Pull the Pocket on Victor Espinoza’s heavy hand in the Kentucky Derby:

I don’t know why we make things so difficult in horse racing: 32 is excessive by any measure. That’s against a rule, thus you penalize him. Next year, if you don’t want to see the same thing on national TV, you pass, or alter the rule beforehand and let the jocks know in the room that excessive use will result in a 14 day suspension. That would not allow the jock to ride in the Preakness. The jocks — who are professionals — will fall in line and your problem will be solved.

Except the people charged with keeping the rules don’t seem to see an issue with what happened. Although there are plans to review Espinoza’s whip use on American Pharoah, “clearly this is a discretionary issue,” chief steward Barbara Borden told Marty McGee (DRF paywalled, sorry). If there’s a point to press, it’s in the rule that a horse be given time to respond after being struck. As I said elsewhere, it didn’t look as though Pharoah got that.

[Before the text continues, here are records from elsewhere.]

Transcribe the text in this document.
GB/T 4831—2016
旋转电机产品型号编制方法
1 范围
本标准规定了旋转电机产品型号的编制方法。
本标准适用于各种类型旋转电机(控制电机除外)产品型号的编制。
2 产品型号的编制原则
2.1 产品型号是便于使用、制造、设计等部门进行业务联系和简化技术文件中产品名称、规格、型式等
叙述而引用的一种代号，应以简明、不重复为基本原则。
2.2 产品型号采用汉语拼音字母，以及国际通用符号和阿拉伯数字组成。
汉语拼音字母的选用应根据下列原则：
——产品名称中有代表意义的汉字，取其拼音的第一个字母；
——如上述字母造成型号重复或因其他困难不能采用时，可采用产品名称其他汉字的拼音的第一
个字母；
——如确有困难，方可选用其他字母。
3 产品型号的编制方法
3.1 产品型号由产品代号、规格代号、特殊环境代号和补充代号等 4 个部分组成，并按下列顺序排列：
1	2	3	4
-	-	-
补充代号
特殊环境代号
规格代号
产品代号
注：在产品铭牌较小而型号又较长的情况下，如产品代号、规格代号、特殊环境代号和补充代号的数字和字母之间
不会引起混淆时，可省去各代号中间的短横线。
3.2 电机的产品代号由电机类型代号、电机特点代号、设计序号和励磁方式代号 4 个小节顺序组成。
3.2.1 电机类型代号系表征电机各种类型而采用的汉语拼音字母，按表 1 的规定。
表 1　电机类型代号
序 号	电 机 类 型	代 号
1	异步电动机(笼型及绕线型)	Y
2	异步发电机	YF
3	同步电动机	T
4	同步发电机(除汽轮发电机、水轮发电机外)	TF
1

Trainer Bob Baffert also downplayed how Espinoza used his riding crop on American Pharaoh, saying during the NTRA teleconference on Tuesday:

“I never noticed it during the race, and then … I read something yesterday. I went back and looked at it. The horse — first of all, the whips they use now, they’re so light … and he was just keeping him busy, because … the horse was not responding when he turned for home … he just was keeping him busy, and he was flogging him and hitting him, but he hits him on the saddle towel. He doesn’t really hit that hard, so he was just keeping him busy.”

It’s “flogging,” but it’s not a problem. And for the most part, watching most races, I agree, especially about allowing riders discretion — jockeys say the crop is required for safety and control, and because they’re the people putting their mobility and lives on the line in each race, theirs is the perspective that most matters. The crop also has a place in encouraging a horse. But neither control nor encouragement get in the way of articulating and enforcing limits.

Related to whipping not being a problem (in a slightly different way), here’s a quick post Dana Byerly put together last fall when Santa Anita was considering a change to its whip use rule (the new rule, which restricts riders to three consecutive strikes before they must pause, passed statewide in November).

6:45 PM Addendum: Santa Anita stewards have fined Espinoza $300 for a whip violation. He broke the skin of Stellar Wind in the Santa Anita Oaks on April 4, as reported by the state veterinarian in the test barn post-race. Trainer John Sadler tells the Blood-Horse, though, “This is the first I’ve heard of it and I don’t remember noticing any marks on the horse then.”